Kenrick had an extraordinarily hard head. I refer to the matter of drink, of course, not to the results of sand-bagging. I had plied him with whisky at dinner, and had offered him a stirrup-cup of such dimensions that any other man would have blenched at the prospect. He did indeed look at the half-tumbler of neat whisky a little doubtfully, but, as I have said, he was always anxious to please me and he drank it down without protest. He remained sober; or to all appearances sober. But both his blood and his stomach would be whisky-sodden when he died.

So was his compartment when I had finished with it. As the lights of Crewe began to go by I put the final touch. I laid the half-full bottle on the floor and rolled it to and fro over the carpet. As the train slowed down I unlocked the door, shut it behind me, walked away down the train until I had several coaches between me and B Seven, stood looking in a casual, interested way at the traffic on the platform, stepped, still casual, down on to that platform and strolled along it. In hat and coat I did not look like a passenger and no one took any notice of me.

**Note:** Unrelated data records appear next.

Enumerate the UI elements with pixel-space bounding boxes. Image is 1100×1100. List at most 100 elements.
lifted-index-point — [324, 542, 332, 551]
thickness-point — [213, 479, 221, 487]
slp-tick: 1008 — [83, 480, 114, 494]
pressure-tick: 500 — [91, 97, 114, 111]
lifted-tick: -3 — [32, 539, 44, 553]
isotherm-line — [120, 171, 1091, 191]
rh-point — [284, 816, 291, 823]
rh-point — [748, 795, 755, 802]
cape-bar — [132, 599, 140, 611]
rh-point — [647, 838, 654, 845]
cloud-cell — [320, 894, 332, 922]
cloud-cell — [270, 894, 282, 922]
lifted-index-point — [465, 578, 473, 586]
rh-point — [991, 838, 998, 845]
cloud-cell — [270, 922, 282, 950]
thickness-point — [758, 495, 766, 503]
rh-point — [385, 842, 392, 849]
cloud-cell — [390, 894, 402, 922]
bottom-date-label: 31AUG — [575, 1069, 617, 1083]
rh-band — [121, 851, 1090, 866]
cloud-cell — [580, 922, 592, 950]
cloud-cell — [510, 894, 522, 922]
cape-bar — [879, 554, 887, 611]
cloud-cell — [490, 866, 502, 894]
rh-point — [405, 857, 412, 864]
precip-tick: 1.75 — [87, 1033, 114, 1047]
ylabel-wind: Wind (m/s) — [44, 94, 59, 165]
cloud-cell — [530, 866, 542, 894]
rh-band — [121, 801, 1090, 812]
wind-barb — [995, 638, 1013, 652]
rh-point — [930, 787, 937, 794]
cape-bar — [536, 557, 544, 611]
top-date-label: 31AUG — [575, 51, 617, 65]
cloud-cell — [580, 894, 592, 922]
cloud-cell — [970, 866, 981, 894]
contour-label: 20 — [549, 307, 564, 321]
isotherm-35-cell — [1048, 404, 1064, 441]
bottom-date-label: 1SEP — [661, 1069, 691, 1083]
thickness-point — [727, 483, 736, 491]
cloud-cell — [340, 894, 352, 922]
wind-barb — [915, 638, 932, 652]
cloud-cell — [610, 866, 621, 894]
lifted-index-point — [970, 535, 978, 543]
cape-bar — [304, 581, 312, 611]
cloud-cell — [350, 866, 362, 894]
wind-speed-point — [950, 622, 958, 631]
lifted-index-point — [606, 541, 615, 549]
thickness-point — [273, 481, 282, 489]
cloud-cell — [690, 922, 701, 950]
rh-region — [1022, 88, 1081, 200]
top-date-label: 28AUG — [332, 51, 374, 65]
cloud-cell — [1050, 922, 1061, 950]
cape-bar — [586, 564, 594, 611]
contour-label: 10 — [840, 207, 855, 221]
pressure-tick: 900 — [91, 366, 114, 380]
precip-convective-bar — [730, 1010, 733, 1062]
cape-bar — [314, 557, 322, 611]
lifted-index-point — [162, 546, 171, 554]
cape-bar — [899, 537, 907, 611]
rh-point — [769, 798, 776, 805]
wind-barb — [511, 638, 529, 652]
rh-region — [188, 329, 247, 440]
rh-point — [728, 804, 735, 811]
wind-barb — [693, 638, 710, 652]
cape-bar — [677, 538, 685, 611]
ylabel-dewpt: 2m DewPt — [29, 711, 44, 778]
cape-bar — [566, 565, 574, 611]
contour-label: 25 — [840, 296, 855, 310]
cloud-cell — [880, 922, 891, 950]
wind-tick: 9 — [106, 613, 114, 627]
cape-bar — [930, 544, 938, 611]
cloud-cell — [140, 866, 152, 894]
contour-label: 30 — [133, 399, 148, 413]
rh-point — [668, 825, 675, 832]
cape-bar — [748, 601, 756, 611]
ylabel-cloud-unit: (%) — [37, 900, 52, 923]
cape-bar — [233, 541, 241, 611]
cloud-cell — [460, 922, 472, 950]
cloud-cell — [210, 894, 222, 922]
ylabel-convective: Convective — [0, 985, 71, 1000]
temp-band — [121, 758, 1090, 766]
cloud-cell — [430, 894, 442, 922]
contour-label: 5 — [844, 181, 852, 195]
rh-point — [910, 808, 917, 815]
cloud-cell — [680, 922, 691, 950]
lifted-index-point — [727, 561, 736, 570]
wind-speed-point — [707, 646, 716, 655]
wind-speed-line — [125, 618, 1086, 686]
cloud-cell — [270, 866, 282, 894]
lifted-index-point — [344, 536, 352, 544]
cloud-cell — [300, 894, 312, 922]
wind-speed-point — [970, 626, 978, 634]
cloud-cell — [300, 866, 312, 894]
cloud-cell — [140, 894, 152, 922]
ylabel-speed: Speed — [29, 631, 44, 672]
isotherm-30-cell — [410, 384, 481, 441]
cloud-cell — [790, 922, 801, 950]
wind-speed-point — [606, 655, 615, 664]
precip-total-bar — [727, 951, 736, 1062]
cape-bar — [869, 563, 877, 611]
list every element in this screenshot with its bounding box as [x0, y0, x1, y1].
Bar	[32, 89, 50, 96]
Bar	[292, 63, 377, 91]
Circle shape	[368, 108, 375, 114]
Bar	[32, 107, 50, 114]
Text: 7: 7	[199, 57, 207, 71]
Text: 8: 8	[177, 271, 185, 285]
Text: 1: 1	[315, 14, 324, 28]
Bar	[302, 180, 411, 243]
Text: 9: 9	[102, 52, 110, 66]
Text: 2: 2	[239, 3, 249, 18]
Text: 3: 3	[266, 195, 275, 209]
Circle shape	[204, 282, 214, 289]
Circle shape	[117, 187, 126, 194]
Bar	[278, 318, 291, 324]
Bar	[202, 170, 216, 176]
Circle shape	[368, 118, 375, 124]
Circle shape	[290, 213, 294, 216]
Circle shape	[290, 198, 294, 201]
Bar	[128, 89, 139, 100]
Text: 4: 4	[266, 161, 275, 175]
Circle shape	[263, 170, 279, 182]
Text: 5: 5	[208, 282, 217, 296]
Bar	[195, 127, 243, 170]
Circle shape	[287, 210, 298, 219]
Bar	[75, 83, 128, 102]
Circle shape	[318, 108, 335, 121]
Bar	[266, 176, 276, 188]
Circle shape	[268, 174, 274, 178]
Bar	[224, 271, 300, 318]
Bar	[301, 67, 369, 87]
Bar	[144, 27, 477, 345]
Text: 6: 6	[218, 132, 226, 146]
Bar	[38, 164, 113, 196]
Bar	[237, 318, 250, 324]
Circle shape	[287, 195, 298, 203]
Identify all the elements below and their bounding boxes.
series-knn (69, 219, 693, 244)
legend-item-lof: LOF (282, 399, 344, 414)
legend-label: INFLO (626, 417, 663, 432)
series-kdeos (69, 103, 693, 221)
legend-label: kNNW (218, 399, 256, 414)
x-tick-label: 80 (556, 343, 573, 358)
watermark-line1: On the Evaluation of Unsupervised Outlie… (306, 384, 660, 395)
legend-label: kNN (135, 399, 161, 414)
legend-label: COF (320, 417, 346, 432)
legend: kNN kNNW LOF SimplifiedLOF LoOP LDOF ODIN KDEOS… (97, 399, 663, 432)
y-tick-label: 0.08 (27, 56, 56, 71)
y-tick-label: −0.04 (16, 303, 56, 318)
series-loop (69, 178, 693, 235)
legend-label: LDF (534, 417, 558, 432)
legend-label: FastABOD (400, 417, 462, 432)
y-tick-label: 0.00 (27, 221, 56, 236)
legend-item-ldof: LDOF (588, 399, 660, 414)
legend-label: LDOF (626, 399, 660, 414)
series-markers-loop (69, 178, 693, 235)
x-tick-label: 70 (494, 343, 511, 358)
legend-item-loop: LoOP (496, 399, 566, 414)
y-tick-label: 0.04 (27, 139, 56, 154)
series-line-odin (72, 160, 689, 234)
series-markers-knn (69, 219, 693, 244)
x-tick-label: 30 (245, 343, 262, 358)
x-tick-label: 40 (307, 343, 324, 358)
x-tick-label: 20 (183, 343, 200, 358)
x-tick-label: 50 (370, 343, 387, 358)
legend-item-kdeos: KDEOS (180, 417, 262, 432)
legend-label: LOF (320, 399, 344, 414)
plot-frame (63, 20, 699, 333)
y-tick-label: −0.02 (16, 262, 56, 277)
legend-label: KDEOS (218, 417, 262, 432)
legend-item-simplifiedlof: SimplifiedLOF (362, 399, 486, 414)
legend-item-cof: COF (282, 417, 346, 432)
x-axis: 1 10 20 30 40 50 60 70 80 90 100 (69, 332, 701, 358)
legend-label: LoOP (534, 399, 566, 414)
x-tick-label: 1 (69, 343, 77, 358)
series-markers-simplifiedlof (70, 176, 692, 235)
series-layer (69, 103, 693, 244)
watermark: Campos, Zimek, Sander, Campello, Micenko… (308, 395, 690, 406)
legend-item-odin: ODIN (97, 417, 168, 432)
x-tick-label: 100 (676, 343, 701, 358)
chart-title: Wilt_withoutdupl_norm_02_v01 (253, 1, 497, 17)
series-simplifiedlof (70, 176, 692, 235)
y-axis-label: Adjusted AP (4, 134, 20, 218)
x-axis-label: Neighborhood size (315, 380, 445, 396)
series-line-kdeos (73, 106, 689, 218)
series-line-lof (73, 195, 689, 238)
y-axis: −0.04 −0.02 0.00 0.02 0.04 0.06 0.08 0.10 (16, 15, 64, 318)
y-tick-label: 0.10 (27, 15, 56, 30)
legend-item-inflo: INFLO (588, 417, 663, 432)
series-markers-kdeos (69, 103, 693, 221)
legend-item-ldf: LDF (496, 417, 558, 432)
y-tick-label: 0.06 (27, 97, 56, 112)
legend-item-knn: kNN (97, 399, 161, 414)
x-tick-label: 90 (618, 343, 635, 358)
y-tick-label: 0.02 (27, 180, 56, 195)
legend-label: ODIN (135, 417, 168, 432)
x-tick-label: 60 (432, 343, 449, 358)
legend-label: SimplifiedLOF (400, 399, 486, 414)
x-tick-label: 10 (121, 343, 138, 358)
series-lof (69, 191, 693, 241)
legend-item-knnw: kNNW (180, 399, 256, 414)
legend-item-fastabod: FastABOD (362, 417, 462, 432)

I came back to London on the midnight train, arriving at Euston at half-past three, and was so exhilarated that I walked all the way home. I walked as if on air. I let myself in, and was sleeping peacefully when Mahmoud came to call me at seven-thirty and to remind me that I had an appointment to entertain Pathé representatives at half-past nine.

It was not until you called to see me that I knew about the scribbled words on the newspaper that had been in his coat pocket. I admit that I was for a moment dismayed that I should have overlooked anything at all, but I was instantly comforted by the venial nature of the slip. It did not in any way detract from nor endanger my unique achievement. I had let him keep his deplorable rag, as a piece of set-dressing. That it proved to have Kenrick’s handwriting on it would not be of interest to authorities who had accepted the young man as Charles Martin.

The following evening, at the rush hour, I drove myself to Victoria and retrieved Kenrick’s two cases from the cloak-room. I took them home, removed from them all maker’s marks and easily identifiable articles, sewed them both up in canvas, and sent them with their contents to a refugee organisation in the Near East. If you ever want to get rid of anything, my dear Mr Grant, do not burn it. Post it to a remote island in the South Seas.

Having seen to it that the admirably reticent tongue of the Kenrick youth would stay reticent, I looked forward to enjoying the fruits of my labours. Indeed, yesterday I had assurance of sufficient backing for my new expedition, and had planned to fly out next week. The letter from Kinsey-Hewitt this morning alters all that, of course. The fruits of my achievement have been taken from me. But no one can take from me the achievement itself. If I cannot be known as the discoverer of Wabar, I shall be known as the author of the only perfect murder ever perpetrated.